Study finds roasted barley a superior contrast agent for imaging swallowing disorders

When researchers bought more than 200 types of tea, chocolate, herbs and other items, they weren’t planning meals for the week. Instead, the team was searching for a contrast agent for imaging patients with swallowing disorders—and they landed on barley.

A team of 12 from the University at Buffalo (UB) in New York detailed how a roasted version of the grain can serve as a contrast agent for dysphagia, in research published in the journal Biomaterials.

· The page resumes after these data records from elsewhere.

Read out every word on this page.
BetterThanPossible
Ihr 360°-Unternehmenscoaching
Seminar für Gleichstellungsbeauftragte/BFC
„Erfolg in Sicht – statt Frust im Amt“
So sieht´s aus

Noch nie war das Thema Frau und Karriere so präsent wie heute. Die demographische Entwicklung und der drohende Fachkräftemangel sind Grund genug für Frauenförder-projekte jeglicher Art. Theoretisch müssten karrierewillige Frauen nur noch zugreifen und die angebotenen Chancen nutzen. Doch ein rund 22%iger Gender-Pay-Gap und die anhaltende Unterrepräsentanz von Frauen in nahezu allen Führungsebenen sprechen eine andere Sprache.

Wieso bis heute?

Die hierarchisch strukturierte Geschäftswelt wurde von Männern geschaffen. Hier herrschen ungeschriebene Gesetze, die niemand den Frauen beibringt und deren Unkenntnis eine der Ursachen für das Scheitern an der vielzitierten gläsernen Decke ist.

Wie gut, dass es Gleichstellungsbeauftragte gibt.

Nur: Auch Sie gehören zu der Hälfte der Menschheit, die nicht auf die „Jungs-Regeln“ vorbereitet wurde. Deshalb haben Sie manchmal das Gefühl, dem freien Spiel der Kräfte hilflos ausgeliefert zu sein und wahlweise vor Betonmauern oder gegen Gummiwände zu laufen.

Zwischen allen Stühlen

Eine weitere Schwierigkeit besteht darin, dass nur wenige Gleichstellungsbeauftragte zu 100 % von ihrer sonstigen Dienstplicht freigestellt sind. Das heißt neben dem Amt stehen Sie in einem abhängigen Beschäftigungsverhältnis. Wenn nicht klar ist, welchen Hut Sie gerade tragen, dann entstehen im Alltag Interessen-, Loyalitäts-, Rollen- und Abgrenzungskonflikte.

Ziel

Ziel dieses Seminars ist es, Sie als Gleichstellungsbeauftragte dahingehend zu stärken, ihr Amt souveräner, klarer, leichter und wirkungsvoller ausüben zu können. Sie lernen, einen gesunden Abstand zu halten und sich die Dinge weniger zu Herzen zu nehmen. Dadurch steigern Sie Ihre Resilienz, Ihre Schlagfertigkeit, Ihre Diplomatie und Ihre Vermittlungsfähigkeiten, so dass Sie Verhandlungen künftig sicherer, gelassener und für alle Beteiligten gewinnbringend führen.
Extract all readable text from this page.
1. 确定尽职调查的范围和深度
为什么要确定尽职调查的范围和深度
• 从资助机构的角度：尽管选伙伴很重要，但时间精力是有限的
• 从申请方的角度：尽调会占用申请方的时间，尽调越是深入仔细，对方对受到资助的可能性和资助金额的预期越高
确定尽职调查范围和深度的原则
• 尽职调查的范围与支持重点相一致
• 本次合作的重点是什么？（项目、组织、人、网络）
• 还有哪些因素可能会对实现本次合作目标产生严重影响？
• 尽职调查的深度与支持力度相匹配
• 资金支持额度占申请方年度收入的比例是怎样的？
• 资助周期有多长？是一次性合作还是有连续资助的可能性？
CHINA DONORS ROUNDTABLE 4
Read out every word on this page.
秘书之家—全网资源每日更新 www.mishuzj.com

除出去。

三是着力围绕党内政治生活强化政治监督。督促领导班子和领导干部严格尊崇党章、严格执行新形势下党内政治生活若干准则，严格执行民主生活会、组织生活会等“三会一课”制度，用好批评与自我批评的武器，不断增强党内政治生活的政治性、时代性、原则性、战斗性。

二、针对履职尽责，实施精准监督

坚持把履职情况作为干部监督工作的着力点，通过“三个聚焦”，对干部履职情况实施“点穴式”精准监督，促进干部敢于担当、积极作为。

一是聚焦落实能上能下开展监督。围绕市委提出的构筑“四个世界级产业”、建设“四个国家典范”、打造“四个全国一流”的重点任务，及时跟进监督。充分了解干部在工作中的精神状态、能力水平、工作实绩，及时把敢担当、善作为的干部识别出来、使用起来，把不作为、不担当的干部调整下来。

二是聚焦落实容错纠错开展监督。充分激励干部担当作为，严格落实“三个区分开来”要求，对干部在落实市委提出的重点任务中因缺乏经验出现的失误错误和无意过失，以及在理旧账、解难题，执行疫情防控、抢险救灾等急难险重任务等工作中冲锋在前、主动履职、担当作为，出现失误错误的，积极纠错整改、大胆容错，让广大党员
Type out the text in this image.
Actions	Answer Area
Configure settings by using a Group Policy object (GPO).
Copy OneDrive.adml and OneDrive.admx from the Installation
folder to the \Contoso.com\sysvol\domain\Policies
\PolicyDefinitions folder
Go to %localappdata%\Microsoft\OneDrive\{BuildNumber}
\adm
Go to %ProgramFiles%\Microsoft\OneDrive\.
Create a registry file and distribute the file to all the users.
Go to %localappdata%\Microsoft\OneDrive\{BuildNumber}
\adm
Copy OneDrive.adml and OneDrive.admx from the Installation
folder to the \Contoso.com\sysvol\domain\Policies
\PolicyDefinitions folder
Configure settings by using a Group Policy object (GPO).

"It's really incredible. Here you have this common grain—it has been grown all over the world for thousands of years, and used to make tea, bread, beer—and we're just now finding another use for it as a contrast agent for medical imaging," said Jun Xia, PhD, and assistant professor with UB’s Department of Biomedical Engineering, in a news release.

Xia and colleagues screened 200 different foodstuff samples to determine which paired best with photoacoustic computed tomography (PACT)—an emerging modality used on dysphagia patients. After determining barley the winner, the team tested 20 roasted barley brands to determine which provided the best contrast.

Individual roasted barley particles could be detected through 3.5 cm of chicken-breast tissue and through the hand of a human volunteer. When using PACT, a single grain could be seen in a field of hundreds of non-roasted particles.

When fed to a mouse model, photoacoustic imaging could visualize the gut and peristalsis. Xi et al. noted when barley tea was given to humans, PACT imaging could show the swallowing dynamics of volunteers.

The commonly ingested product would provide a better alternative to the traditional standard barium, which is a thick, chalky liquid used in x-ray, MRI and ultrasound to visualize the throat. Similarly, in PACT, imaging patients are required to drink or are injected with a contrast agent often made of inorganic materials, authors noted.

“Roasted barley represents an edible foodstuff that should be considered for photoacoustic contrast imaging of swallowing and gut processes, with immediate potential for clinical translation,” Xia and colleagues concluded in the study.